There was a factory tech bulletin about this: See M2008-020, of 12/15/08. The gist of this is: With bike on sidestand, you should have about 8-13 mm clearance between the top of the chain on the lower run and the swingarm. The approximate measure point is roughly 165mm forward of the front bolt of the chain guide back by the sprocket. They tell you to use 36 lb of force to push up, but the goal is all of the slack removed for a good measurement.  I also suggest that you measure this several times for and rotate the wheel each time for a used chain, which often have tight and loose spots. When tightening chain, don't believe the factory marks. You can sight down the chain or use a laser and see if the wheel alignment is really straight. I then wrap a rag around the chain, put my foot on it and push down hard on the lower run of the chain while tightening up the axle nut. Otherwise, you torque off the adjuster blocks and the adjustment walks from where you had it set.

 

If the sprockets aren't obviously worn, and you can't pull the chain off the rear sprocket by a half tooth (exposed) plus there is little side play, then maybe your sprockets/chain are still usable. Maybe not. 

 

I have a Yamalink and 13/47 sprockets on mine, and run it on the snug side (about 8mm, measured roughly just behind the boss for the linkage on the bottom of the swingarm: see the bulletin, it has a picture). I also suggest that you measure this several times and rotate the wheel each time for a used chain. Due to my mostly-dirt-only use of my WRR, the stock chain had completely had it by 5K miles, and was replaced with an x-ring. (new sprockets as well, obviously)

 

Don't use an air wrench or impact driver on the countershaft nut, it will mess up the bearings.  Do it the hard way with a sprocket grabbing tool and a breaker bar.
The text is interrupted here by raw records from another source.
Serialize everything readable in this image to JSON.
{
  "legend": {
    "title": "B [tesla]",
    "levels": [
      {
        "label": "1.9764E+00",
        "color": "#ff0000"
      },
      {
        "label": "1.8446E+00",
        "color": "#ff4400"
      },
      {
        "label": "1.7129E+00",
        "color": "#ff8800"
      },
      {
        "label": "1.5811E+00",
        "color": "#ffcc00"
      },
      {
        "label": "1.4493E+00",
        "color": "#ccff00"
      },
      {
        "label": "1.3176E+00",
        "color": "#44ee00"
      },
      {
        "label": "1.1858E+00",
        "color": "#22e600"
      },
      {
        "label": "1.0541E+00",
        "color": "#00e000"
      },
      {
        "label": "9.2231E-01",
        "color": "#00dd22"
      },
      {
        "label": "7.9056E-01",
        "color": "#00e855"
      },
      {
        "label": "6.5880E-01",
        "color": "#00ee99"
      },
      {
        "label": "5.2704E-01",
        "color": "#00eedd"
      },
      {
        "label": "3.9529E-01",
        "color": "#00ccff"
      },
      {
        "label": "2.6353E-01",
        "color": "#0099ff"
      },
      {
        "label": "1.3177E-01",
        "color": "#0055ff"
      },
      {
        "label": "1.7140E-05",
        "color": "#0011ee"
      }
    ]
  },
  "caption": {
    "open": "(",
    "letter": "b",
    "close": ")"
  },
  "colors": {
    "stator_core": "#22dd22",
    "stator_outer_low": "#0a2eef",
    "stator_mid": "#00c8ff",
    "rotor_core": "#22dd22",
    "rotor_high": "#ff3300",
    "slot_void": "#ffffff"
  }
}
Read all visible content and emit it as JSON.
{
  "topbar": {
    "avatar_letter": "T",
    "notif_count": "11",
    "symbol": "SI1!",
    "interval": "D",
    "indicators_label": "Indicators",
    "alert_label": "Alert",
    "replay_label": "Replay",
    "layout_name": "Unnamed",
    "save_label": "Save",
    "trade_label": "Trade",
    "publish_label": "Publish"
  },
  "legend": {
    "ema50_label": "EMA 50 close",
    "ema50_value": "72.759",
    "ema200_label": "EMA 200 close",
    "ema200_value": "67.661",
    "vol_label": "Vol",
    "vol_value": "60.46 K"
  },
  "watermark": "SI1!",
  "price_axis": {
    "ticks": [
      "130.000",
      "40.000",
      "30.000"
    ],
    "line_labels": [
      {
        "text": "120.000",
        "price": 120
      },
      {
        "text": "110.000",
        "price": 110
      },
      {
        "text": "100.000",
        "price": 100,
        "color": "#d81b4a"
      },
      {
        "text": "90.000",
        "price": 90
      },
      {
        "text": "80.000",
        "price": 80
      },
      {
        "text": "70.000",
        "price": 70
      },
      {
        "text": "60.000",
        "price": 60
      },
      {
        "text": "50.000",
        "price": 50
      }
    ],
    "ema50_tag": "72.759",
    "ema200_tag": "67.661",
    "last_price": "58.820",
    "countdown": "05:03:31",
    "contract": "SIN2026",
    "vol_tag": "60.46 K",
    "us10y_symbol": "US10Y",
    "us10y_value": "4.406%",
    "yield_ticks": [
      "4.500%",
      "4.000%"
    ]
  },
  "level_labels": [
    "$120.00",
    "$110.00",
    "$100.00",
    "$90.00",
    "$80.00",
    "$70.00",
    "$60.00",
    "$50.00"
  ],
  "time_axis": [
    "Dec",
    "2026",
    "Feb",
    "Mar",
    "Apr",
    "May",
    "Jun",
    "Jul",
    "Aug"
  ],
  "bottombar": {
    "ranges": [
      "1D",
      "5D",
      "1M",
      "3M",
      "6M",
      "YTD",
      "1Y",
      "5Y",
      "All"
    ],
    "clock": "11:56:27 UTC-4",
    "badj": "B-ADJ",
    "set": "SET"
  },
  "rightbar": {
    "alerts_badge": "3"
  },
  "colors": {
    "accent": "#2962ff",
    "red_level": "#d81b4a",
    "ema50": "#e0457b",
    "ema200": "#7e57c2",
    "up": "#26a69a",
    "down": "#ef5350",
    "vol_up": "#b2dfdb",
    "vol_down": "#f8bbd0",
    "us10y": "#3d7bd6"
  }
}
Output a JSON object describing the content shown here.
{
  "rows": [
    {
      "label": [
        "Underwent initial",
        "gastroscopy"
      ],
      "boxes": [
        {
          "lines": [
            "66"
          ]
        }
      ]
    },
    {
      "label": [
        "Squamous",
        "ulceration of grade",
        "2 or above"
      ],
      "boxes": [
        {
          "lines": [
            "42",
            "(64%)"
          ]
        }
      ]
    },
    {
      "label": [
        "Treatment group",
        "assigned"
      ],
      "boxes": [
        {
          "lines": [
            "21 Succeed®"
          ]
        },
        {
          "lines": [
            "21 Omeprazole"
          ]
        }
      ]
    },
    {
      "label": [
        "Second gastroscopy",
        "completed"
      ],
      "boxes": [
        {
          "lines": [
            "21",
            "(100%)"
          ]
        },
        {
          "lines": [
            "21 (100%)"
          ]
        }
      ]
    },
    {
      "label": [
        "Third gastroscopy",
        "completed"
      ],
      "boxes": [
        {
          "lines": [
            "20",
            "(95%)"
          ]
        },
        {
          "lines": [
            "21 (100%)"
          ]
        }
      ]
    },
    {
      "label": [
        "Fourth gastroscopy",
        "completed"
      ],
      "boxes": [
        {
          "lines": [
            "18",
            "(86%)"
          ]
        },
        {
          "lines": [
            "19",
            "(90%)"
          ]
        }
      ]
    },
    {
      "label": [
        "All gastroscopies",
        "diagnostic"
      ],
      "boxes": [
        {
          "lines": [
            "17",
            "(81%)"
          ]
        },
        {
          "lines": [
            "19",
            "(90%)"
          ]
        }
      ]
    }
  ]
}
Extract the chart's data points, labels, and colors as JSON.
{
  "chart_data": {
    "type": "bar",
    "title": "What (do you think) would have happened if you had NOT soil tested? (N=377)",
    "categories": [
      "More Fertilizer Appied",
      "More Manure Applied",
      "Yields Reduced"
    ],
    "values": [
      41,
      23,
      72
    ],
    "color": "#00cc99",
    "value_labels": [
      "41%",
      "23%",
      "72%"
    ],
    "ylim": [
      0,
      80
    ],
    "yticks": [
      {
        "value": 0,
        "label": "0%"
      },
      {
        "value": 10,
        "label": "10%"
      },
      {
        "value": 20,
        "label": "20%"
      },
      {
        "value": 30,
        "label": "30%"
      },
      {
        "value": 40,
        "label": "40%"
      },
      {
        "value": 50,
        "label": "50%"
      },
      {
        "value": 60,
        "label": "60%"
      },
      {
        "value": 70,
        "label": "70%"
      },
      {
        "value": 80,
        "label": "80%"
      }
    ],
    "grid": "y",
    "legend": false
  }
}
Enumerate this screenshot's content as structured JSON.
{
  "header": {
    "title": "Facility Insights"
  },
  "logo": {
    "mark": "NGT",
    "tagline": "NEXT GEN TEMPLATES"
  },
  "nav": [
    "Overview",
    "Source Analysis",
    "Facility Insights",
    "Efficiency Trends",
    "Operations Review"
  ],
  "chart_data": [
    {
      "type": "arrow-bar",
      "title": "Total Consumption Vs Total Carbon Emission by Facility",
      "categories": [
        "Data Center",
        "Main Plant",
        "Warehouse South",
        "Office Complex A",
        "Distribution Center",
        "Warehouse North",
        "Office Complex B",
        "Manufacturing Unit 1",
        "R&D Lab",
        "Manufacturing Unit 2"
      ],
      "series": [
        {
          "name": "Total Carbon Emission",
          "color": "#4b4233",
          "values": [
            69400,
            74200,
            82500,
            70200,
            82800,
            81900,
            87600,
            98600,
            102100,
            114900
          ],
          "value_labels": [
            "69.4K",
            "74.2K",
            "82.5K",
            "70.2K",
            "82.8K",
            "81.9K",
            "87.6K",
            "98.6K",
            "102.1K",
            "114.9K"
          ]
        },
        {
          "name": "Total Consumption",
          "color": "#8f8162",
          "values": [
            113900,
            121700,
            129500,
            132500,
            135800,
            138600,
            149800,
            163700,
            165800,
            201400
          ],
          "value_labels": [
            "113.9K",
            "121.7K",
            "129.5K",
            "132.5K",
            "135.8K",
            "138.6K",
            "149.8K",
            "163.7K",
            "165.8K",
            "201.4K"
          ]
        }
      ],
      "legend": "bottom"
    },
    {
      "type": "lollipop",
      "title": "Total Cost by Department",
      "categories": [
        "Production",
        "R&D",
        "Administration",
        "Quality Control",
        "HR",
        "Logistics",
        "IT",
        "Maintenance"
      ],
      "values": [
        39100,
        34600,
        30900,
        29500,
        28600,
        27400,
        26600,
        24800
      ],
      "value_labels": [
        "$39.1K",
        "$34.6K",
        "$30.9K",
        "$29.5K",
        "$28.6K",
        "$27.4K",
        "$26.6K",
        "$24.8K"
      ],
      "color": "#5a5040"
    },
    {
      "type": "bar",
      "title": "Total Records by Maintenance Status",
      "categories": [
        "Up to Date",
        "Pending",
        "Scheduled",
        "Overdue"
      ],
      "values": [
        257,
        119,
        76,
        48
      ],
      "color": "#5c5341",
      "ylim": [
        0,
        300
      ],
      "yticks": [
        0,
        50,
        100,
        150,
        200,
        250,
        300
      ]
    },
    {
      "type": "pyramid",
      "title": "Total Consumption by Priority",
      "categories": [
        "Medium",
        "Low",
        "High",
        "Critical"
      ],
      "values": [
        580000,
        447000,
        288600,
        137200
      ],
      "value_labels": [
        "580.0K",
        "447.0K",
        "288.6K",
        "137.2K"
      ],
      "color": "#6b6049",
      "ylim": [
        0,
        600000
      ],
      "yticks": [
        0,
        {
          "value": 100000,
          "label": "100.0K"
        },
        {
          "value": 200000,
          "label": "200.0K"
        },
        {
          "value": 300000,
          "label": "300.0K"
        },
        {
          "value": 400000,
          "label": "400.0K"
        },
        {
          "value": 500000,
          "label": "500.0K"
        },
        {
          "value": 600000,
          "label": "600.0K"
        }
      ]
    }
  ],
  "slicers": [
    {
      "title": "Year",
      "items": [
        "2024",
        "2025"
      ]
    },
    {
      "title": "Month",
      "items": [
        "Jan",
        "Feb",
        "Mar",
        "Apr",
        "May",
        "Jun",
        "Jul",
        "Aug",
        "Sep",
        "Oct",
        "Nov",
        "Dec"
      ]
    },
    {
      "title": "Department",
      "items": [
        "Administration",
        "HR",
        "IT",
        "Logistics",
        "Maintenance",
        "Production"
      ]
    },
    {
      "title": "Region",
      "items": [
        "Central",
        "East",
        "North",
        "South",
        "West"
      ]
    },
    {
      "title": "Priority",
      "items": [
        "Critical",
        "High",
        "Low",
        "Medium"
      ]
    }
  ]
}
The nut is staked in two places, but a breaker bar will iron that out while you remove the nut. I restaked the original nut and then used a paint stick to mark the shaft/nut relationship, so at a glance you can see if it is still tight. I use a paint stick and mark all critical fasteners so I can just do a walk around and see if they are where I left them. Beats the pre-ride socket routine anyday.

 

Last, I'd say it is time to pull and check the swingarm pivot and linkage bolts/bearings/seals. I pulled mine at about 4500 miles and found enough water had gotten in between the swingarm pivot bolt and the inner bearing races to cause it to (just about, but not quite) rust in place. The bearings and seals were OK, so I just cleaned up everything and regreased/reassembled and didn't need to replace anything. Beats letting it grow together and then need all new parts, and a sawzall/cutting torch to pull the bolt.